Rolling your own


How hard is it to build your own speakers and have them sound great. I dont want to make to simple the fact of building expensive speakers but It looks like some off the shelf drivers and crossovers and go to, is it Poland? to have a few hundred cabinets built and finished to your specs.

What about copying current hi end speaker designs, and the drivers, and the way their cabinets are built. Some of the best playing guitars I have ever played were custom built.
Can you study this craft then do it your self or can you make a 15k mistake? What do you do if you want to sell them.

Really peaking my interest currently is maybe a copy of the legacy focus with some atc drivers? With a copy of the dunlavy tower woofers, or my ultimate, a copy of the German Physiks Gaudi with 4 ddd bending wave drivers, six mid metal driver speakers and 4 super sub woofers? The parts not including cabinets (if you didnt buy the gp subs) about 15k do you need special crossovers for the ddd's I burnt mine up but the new crossover is suppose to take care of that. Could you use pro audio crossovers that are active and adjustable?

The only home built speakers I heard are usually horns which are ok but not what I want.

The type of music I listen to mostly modern alternative,classic rock, Ill keep my electrostats for the old smokey jazz thing.
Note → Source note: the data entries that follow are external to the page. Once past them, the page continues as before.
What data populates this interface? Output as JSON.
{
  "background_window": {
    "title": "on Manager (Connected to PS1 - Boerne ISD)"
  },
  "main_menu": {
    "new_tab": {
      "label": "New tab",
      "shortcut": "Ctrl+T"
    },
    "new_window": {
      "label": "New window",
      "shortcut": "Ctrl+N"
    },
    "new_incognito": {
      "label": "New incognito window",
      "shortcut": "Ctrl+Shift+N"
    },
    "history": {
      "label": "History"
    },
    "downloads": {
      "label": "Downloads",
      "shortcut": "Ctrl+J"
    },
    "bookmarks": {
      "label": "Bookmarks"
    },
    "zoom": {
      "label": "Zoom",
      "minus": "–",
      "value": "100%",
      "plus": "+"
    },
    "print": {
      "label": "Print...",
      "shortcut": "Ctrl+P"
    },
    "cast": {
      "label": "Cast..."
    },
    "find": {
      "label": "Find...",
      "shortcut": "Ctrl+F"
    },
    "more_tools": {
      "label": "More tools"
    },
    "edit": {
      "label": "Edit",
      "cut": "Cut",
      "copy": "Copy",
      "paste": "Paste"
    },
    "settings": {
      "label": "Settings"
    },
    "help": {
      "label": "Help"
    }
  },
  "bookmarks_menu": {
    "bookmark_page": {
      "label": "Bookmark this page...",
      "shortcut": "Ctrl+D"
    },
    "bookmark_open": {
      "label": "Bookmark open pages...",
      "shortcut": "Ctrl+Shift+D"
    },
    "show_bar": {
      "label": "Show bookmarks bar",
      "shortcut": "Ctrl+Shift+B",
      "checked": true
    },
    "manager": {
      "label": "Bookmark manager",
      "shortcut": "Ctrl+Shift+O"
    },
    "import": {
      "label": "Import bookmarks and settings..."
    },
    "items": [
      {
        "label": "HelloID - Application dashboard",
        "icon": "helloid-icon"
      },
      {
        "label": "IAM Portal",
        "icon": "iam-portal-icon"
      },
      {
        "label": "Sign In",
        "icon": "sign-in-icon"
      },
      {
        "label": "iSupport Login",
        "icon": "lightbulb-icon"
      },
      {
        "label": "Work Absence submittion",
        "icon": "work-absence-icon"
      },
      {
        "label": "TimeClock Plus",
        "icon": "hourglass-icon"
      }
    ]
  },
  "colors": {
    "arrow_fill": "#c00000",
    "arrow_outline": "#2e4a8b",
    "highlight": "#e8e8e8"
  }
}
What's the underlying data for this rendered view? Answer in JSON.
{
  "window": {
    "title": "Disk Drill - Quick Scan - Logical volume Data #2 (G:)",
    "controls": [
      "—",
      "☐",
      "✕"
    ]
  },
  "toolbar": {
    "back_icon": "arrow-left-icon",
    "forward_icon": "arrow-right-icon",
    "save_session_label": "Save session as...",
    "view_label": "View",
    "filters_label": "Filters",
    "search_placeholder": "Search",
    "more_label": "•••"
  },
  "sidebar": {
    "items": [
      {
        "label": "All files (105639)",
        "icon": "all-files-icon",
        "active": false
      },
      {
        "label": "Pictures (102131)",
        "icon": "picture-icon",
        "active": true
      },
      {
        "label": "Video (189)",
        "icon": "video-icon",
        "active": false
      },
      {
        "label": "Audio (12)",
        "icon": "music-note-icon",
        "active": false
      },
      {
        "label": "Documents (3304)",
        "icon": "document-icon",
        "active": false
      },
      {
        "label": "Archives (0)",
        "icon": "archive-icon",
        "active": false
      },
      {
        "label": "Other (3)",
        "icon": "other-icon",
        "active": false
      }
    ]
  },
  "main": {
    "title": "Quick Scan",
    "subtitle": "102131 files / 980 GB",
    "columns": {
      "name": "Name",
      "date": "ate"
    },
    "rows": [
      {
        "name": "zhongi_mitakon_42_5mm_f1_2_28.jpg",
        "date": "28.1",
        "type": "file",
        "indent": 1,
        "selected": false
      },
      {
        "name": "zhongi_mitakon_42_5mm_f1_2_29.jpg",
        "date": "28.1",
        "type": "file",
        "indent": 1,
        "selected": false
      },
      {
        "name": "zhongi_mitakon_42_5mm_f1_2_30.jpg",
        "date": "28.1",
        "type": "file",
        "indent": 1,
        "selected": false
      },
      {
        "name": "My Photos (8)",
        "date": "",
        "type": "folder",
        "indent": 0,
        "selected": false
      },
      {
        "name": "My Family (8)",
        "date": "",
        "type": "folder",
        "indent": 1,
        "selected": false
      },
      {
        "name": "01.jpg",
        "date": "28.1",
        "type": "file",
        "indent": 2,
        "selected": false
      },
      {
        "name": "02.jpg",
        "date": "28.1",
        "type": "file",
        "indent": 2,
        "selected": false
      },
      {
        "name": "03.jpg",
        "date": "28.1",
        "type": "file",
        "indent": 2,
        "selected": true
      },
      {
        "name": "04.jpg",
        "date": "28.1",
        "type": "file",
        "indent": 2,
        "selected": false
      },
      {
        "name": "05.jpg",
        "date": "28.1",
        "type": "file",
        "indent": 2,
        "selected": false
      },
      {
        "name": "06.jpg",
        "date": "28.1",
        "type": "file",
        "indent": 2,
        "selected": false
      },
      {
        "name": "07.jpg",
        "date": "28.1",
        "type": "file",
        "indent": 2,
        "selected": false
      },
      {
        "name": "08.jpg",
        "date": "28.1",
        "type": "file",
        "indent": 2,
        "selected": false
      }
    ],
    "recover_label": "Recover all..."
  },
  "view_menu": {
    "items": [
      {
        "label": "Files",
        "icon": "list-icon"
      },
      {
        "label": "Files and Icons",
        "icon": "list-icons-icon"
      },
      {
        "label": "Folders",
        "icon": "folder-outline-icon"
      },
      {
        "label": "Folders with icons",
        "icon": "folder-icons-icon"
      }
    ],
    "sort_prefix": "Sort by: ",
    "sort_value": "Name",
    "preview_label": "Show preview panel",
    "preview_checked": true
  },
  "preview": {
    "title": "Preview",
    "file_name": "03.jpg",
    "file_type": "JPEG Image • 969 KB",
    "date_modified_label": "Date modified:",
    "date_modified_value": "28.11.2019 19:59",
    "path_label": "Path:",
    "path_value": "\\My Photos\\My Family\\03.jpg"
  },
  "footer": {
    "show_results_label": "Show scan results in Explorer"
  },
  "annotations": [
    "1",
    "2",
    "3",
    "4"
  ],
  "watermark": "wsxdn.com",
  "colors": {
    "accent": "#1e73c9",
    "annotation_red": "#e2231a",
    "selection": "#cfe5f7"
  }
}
But some times I want a concert in the hole ( the room is undergrond) so i want the db inthe 110-120 range.

My room is 20 x 25 and have different ss amps and 4 big 250w tube monoblocks. I live in the middle of no where and no one else around the area has this vice.

Thanks

Kelton
kelton
I've built a few of my own speakers before, they never worked very well. VERY inefficient. It's pretty hard to get a good design. I never did copy someone else's design, like you mentioned. That may work to your advantage. Although, if it were so easy to build a well sounding speaker, wouldn't everyone build their own? I also built my own driver one time. It was a 10" full range speaker. I wrapped my own voice coil, found magnets that worked with what I was doing, and used a spider from an old speaker that I had kicking around. It was ALOT of fun, but a complete waste of time. It did worked. But is not clear, detailed, or dynamic. This may have been due to the fact that the cone was made of tag board! :) Happy listening!
It can be as hard as you want it to be especially the first time around. Vance Dickason says you can build a 10k set for 1k and I do not think that is far off. Buy his book at www.audioxpress.com

You are not going to design a new speaker or copy a difficult design first time around. Forget it. Go to www.Madisound.com forum and listen for awhile to the dialogue and then make a copy of a proven two way design. Mess around with it in order to learn a little and develope a little intuition about how filters work. Go to http://home.iprimus.com.au/ gradds if you want a challenge.

Try www.snippets.org and then to the LDSG (Loudspeaker Driver selection Guide)link. Read it all.

or www.murphyblaster.com for simplier projects

or www.klone-audio.com which has great info on how to clone speakers. The guy there is working on a Legacy Whisper I think.

There are tons of sites on speaker building.

www.diyaudio.com is good too. Tons of individual projects can be found and reviewed there.

www.trueaudio.com and www.adireaudio.com have some simple overviews of speakerbuilding too.

You will find that some good builders have spent a lot of time on what appear to be relatively simple two way projects. Rome was not built in a day.

At www.audua.com there is some free loudspeaker design software to download and mess with.

Have Fun and if you already know all this and these sites than sorry for wasting your time.

Cheers,
Kelton, go to the DIY forum on audioasylum.com and you will have as much information as you can absorb.

KP
Check out www.northcreekmusic.com. You may get a bunch of good ideas and plans there. They make amazing crossovers too.